The wooden room had the sour smell of fever. Miss Nightingale lay flaccidly upon a bank of pillows, her face was scarlet and sweaty, her hair shorn like a convict’s, her eyes shining with white fire.
‘Mr Darling, how kind,’ she greeted me weakly, as though I were unexpected. ‘Did you see the Persian gentleman?’
‘Only Dr Henderson, Miss Nightingale.’
‘The Persian gentleman who had a draft of £30,000 for me…but perhaps I was mistaken.’ Her cropped head lay on one side. ‘I am going to die, Tristram.’
My vehement denial went unheeded. It was the first time she used my Christian name. ‘I want you to do me a service. But you must tell no one in the world I asked it.’
I nodded toward the door. ‘Even Miss Bancroft?’
‘I do not trust Miss Bancroft.’
I sat on the chair beside the bed.
‘Take this –’ She drew from under the bedclothes a gold cross set in a mother-of-pearl ring, suspended on a black ribbon. I remembered it round her neck, that turbulent breakfast at Embley House. ‘Give it to
Clarkey.’ I frowned, for the moment puzzled. ‘You met her in Paris. Madame Mohl.’ I remembered the childlike Irish-Scotswoman with hair like a Yorkshire terrier’s. ‘She lives in the rue du Bac, No. 120. You can go home by Paris, when the war is ended. Give it her with my fondest love. Say I sent it from my death-bed.’ She handed me the pendant, her fingers hot. She added characteristically, ‘Take care of the contagion.’

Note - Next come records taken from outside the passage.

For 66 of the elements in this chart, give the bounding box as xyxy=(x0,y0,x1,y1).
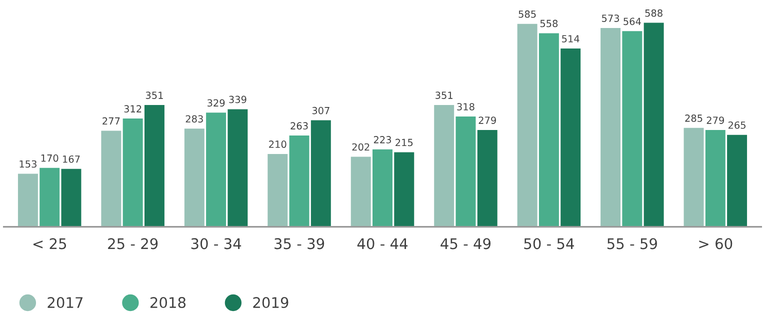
x-tick-label: 35 - 39 xyxy=(274,238,324,250)
data-label: 263 xyxy=(290,122,308,130)
x-tick-label: 40 - 44 xyxy=(357,238,408,250)
x-tick-label: 50 - 54 xyxy=(524,238,574,250)
data-label: 277 xyxy=(102,117,120,125)
data-label: 153 xyxy=(20,160,36,168)
data-label: 564 xyxy=(624,18,641,26)
data-label: 318 xyxy=(457,103,474,110)
data-label: 573 xyxy=(602,14,620,22)
bar xyxy=(228,109,248,227)
data-label: 339 xyxy=(229,96,246,104)
data-label: 307 xyxy=(312,106,330,114)
data-label: 558 xyxy=(540,20,558,28)
data-label: 588 xyxy=(645,9,662,17)
bar xyxy=(600,28,621,227)
data-label: 279 xyxy=(478,116,496,124)
data-label: 351 xyxy=(146,92,163,99)
bar xyxy=(289,136,310,227)
bar xyxy=(705,130,726,227)
x-tick-label: 25 - 29 xyxy=(108,238,158,250)
legend-label: 2018 xyxy=(150,297,186,308)
data-label: 351 xyxy=(436,92,452,99)
bar xyxy=(372,149,392,227)
bar xyxy=(350,156,371,227)
bar xyxy=(727,134,748,227)
bar xyxy=(434,105,454,227)
bar xyxy=(310,120,331,227)
data-label: 279 xyxy=(706,116,724,124)
bar xyxy=(622,31,642,227)
bar xyxy=(684,128,704,227)
data-label: 215 xyxy=(396,138,413,146)
x-tick-label: 55 - 59 xyxy=(607,238,657,250)
bar xyxy=(122,118,143,227)
data-label: 170 xyxy=(41,154,58,162)
bar xyxy=(538,33,559,227)
bar xyxy=(560,48,581,227)
data-label: 312 xyxy=(124,105,142,113)
bar xyxy=(144,105,164,227)
bar xyxy=(184,128,204,227)
data-label: 265 xyxy=(728,121,746,129)
data-label: 585 xyxy=(518,10,536,18)
data-label: 210 xyxy=(269,140,286,148)
bar xyxy=(644,22,664,227)
x-tick-label: < 25 xyxy=(33,238,66,250)
data-label: 329 xyxy=(208,99,225,107)
legend-label: 2019 xyxy=(253,297,288,308)
data-label: 223 xyxy=(374,136,391,144)
bar xyxy=(394,152,414,227)
x-tick-label: 45 - 49 xyxy=(440,238,491,250)
x-tick-label: 30 - 34 xyxy=(191,238,242,250)
data-label: 167 xyxy=(63,155,80,163)
data-label: 202 xyxy=(352,143,370,151)
legend-label: 2017 xyxy=(48,297,83,308)
bar xyxy=(101,130,122,227)
bar xyxy=(456,116,476,227)
data-label: 283 xyxy=(186,115,203,123)
bar xyxy=(268,154,288,227)
bar xyxy=(477,130,498,227)
x-tick-label: > 60 xyxy=(699,238,732,250)
bar xyxy=(517,24,538,227)
data-label: 514 xyxy=(562,35,580,42)
bar xyxy=(18,174,38,227)
bar xyxy=(40,168,60,227)
data-label: 285 xyxy=(685,114,702,122)
bar xyxy=(61,168,82,227)
bar xyxy=(206,112,226,227)
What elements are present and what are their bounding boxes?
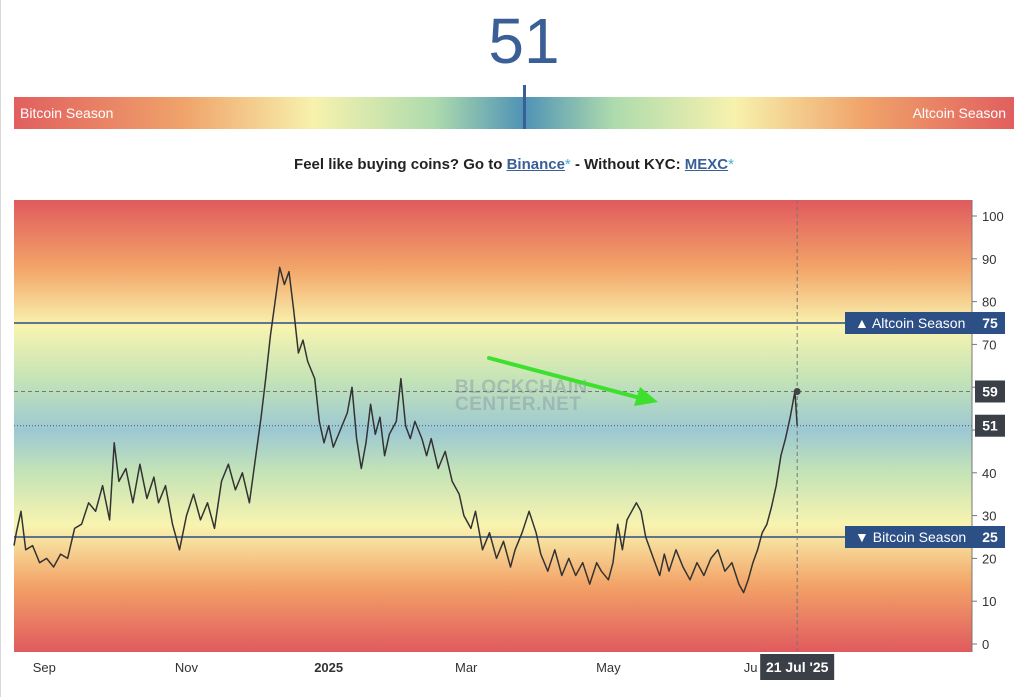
crosshair [14,200,972,652]
value-badges: ▲ Altcoin Season 75 ▼ Bitcoin Season 25 59 51… [760,312,1005,680]
mexc-link[interactable]: MEXC [684,156,729,173]
x-tick-label: 2025 [314,660,343,675]
watermark-text: CENTER.NET [455,394,581,415]
crosshair-point-marker [793,387,801,395]
x-tick-label: Ju [744,660,758,675]
reference-label: ▼ Bitcoin Season [855,529,966,545]
crosshair-value-label: 59 [982,383,998,399]
y-tick-label: 0 [982,637,989,652]
y-tick-label: 100 [982,209,1004,224]
green-arrow-shaft [487,356,642,400]
crosshair-value-badge [975,380,1005,403]
watermark-text: BLOCKCHAIN [455,377,588,398]
y-tick-label: 30 [982,509,996,524]
promo-separator: - Without KYC: [574,156,681,173]
y-tick-label: 70 [982,337,996,352]
reference-value: 25 [982,529,998,545]
altcoin-season-chart[interactable]: 0102030405060708090100 SepNov2025MarMayJ… [0,195,1024,697]
plot-background [14,200,972,652]
y-tick-label: 90 [982,252,996,267]
series-line [13,266,798,594]
binance-link[interactable]: Binance [506,156,565,173]
bitcoin-season-label: Bitcoin Season [20,105,114,121]
reference-label: ▲ Altcoin Season [855,315,965,331]
binance-asterisk: * [564,156,571,173]
promo-text: Feel like buying coins? Go to Binance* -… [0,156,1024,173]
reference-value: 75 [982,315,998,331]
y-tick-label: 80 [982,295,996,310]
x-tick-label: May [596,660,621,675]
crosshair-date-badge [760,654,835,680]
y-tick-label: 20 [982,551,996,566]
annotation-arrow [487,356,658,406]
x-tick-label: Nov [175,660,199,675]
x-tick-label: Sep [33,660,56,675]
reference-lines [14,322,972,538]
reference-label-badge [845,312,975,334]
left-border [0,0,1,697]
x-tick-label: Mar [455,660,478,675]
x-axis: Sep Nov 2025 Mar May Ju [33,660,758,675]
index-value: 51 [488,5,560,77]
series-layer [13,266,798,594]
season-gradient-bar: Bitcoin Season Altcoin Season [14,97,1014,129]
current-value-badge [975,414,1005,437]
green-arrow-head [634,387,658,406]
mexc-asterisk: * [728,156,734,173]
altcoin-season-label: Altcoin Season [912,105,1006,121]
end-marker-layer [793,387,801,395]
y-tick-label: 10 [982,594,996,609]
reference-label-badge [845,526,975,548]
reference-value-badge [975,526,1005,548]
y-tick-label: 40 [982,466,996,481]
promo-prefix: Feel like buying coins? Go to [294,156,503,173]
reference-value-badge [975,312,1005,334]
season-indicator-marker [523,85,526,129]
crosshair-date-label: 21 Jul '25 [766,659,829,675]
current-value-label: 51 [982,418,998,434]
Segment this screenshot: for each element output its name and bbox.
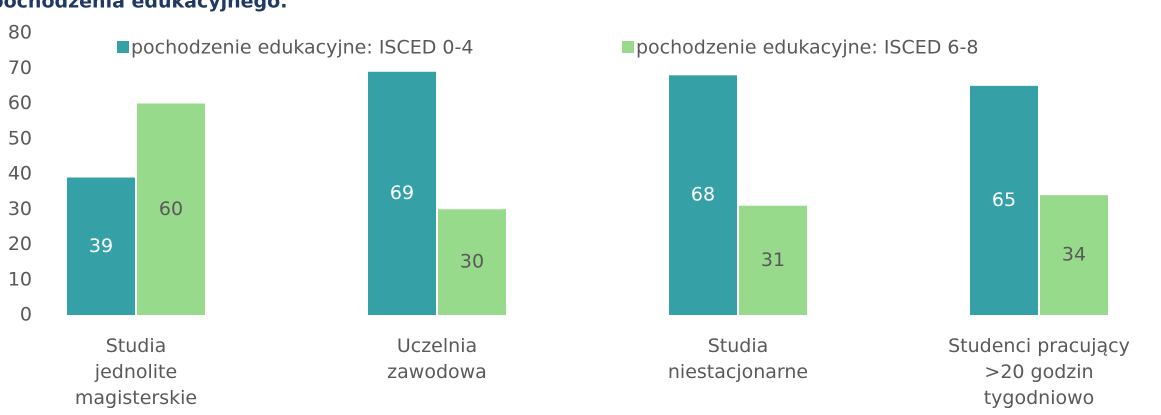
bar — [739, 205, 807, 315]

I wrapped the cross in my handkerchief, and put it in the pocket of my shooting-jacket.
‘You must not tell Miss Bancroft,’ she repeated. I promised. ‘Should anything happen to you, Tristram…and I pray to God it may not…hand it on to Dr Newbolt, or some man you can trust. Perhaps they can take it. But I should like you to give it Clarkey yourself, and to tell her how you see me now, to pass her my love from my own lips.’
She fell silent. I wondered if I should steal away.
‘I have loved Clarkey since I was eighteen. Since I first met her in Paris. That was when we lived in the Place Vendôme –’ Her voice grew dreamy, she looked slowly round as though seeing it. ‘In those splendid rooms, all gilt mirrors and crimson satin, and the statue of Napoleon outside the windows…they had just had a revolution. I loved Clarkey more than Mary Stanley. Much more. It was for Clarkey that I never married Richard Monkton Milnes, though the family were desperate I should.’
She stopped again. I waited patiently. Now I knew why Jane Bancroft hated me.
‘I loved Clarkey more than Marianne Nicholson. I was twenty-five then, I felt I had never loved but one person with passion in my life, and that was Marianne. She was so beautiful. The face of an angel.’
She raised her large hand, but it fell back like a sick bird on her skimpy-bosomed chest.
‘Marianne was my cousin. Her brother Henry proposed marriage to me, you know. I refused him. My family thought I was being haughty and vain, and Marianne left my life. She was cruel.’